Since no such trial exists yet and any kind of research on people with DoC is ethically fraught as they are unable to give consent, or say if what’s being done is hurting them. Psilocybin received a ‘Breakthrough Therapy’ designation from the FDA for trials in treatment-resistant depression, but DoC patients, who often have brain injuries and co-morbid illnesses don’t qualify.
One ethical concern is the ‘self-awareness paradox’. Although the goal would be to restore consciousness, what if that awareness causes emotional or physical pain?
Having a ‘bad trip’ is also a possibility. According to Tagliazucchi, with assistance, people are able to manage any anxiety that might arise, but in DoC patients will not be able to communicate. If a “bad trip” could occur “in a completely isolated individual, and this is a situation we have never encountered before in our research with healthy participants,” Tagliazucchi said.
Although such outcomes are concerning, the purpose of Peterson and Tagliazucchi’s new paper is to consider the ethics as we should any other intervention. Do psychedelics raise any ethical issues that are unique? “Not necessarily,” Peterson said, “Psychedelics are just one kind of new drug that could (or could not) be effective for this clinical purpose,” Peterson said. (They also pointed out that more invasive measures like deep brain stimulation are already being tried on these patients—is that ethical?).
Owen thinks a hesitation toward psychedelics shouldn’t stop people from considering it and that it’s worth a carefully designed, safe trial. When he first started to study consciousness in vegetative patients, people thought that was a waste of time and resources. “If we’d succumbed to those ‘knee-jerk’ early reactions, 20 years of extremely valuable science would never have occurred,” he said.
Scott feels that doing nothing isn’t the most ethical option either, especially since the number of people ending up with DoC increases. Those who suffer traumatic brain injuries or heart attacks during which their brains are deprived of oxygen are more likely to survive given the improvement in acute medicine.
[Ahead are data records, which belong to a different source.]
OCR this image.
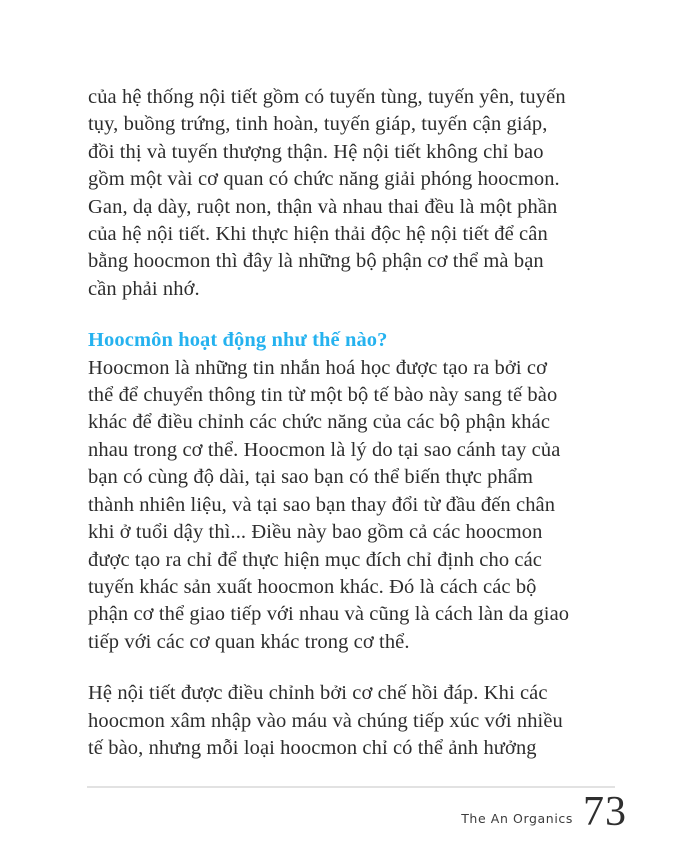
của hệ thống nội tiết gồm có tuyến tùng, tuyến yên, tuyến
tụy, buồng trứng, tinh hoàn, tuyến giáp, tuyến cận giáp,
đồi thị và tuyến thượng thận. Hệ nội tiết không chỉ bao
gồm một vài cơ quan có chức năng giải phóng hoocmon.
Gan, dạ dày, ruột non, thận và nhau thai đều là một phần
của hệ nội tiết. Khi thực hiện thải độc hệ nội tiết để cân
bằng hoocmon thì đây là những bộ phận cơ thể mà bạn
cần phải nhớ.
Hoocmôn hoạt động như thế nào?
Hoocmon là những tin nhắn hoá học được tạo ra bởi cơ
thể để chuyển thông tin từ một bộ tế bào này sang tế bào
khác để điều chỉnh các chức năng của các bộ phận khác
nhau trong cơ thể. Hoocmon là lý do tại sao cánh tay của
bạn có cùng độ dài, tại sao bạn có thể biến thực phẩm
thành nhiên liệu, và tại sao bạn thay đổi từ đầu đến chân
khi ở tuổi dậy thì... Điều này bao gồm cả các hoocmon
được tạo ra chỉ để thực hiện mục đích chỉ định cho các
tuyến khác sản xuất hoocmon khác. Đó là cách các bộ
phận cơ thể giao tiếp với nhau và cũng là cách làn da giao
tiếp với các cơ quan khác trong cơ thể.
Hệ nội tiết được điều chỉnh bởi cơ chế hồi đáp. Khi các
hoocmon xâm nhập vào máu và chúng tiếp xúc với nhiều
tế bào, nhưng mỗi loại hoocmon chỉ có thể ảnh hưởng
The An Organics 73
“It’s potentially the case that we’re generating more people who are in this state because those people would have died 20 to 30 years ago,” he said. “If people say you can’t ethically do anything, that we should leave them alone – that produces a neglected group who no one’s really thinking about how we can help. When you look at it from that point of view, it’s a fairly dreadful situation, just in a different way.”